Scand J Prim Health Care. 1994 Jun;12(2):70-6. doi: 10.3109/02813439409003678.
To asses the efficacy of near-to-patient laboratory testing in diagnosing group A beta haemolytic streptococci throat infection in adults, alone and in conjunction with the doctor's clinical judgement.
174 primary care patients with a sore throat, of which 59 (34%) were identified as having group A streptococci.
The erythrocyte sedimentation rate, leucocyte count, and C-reactive protein, and a specific streptococcal immunological assay were evaluated separately and in conjunction with the doctor's clinical diagnosis. The presence of GAS throat infection, the reference standard, was defined as those patients presenting with a chief complaint of sore throat and having a positive GAS culture or a four-fold or more increase or fall of AST or ADNase B serum levels during a four-week observation period.

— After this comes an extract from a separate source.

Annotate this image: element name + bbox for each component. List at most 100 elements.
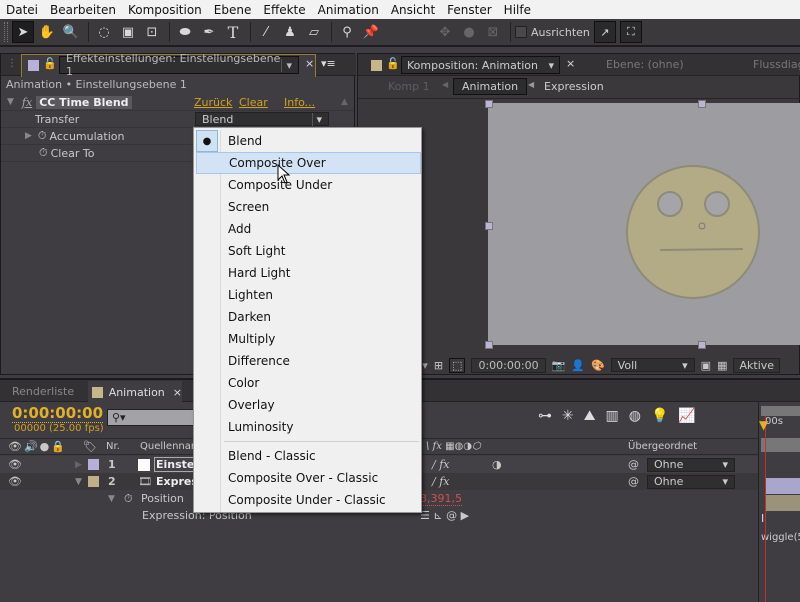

The discriminatory ability of the sedimentation rate was not satisfactory and added little useful clinical information. Leucocytes and C-reactive protein both yielded clinically significant information and had similar test characteristics. The immunological test had the best characteristics of the tests evaluated.
Near-to-patient testing, except the erythrocyte sedimentation rate, may, in addition to the clinical evaluation, contribute to the differential diagnosis of streptococcal pharyngitis in adults.
评估即时检验在单独以及与医生临床判断相结合诊断成人A组β溶血性链球菌咽喉感染中的效果。
174名患有咽喉痛的初级保健患者,其中59名(34%)被确诊感染A组链球菌。
分别评估红细胞沉降率、白细胞计数、C反应蛋白以及一项特定的链球菌免疫测定,并将其与医生的临床诊断相结合。A组链球菌咽喉感染(参考标准)的存在定义为那些以咽喉痛为主诉且在四周观察期内A组链球菌培养呈阳性或抗链球菌溶血素O(AST)或脱氧核糖核酸酶B(ADNase B)血清水平升高或降低四倍及以上的患者。
红细胞沉降率的鉴别能力不尽人意,几乎未提供有用的临床信息。白细胞计数和C反应蛋白均产生了具有临床意义的信息,且具有相似的检测特征。免疫测定在所有评估检测中具有最佳特征。
除红细胞沉降率外,即时检验除临床评估外,可能有助于成人链球菌性咽炎的鉴别诊断。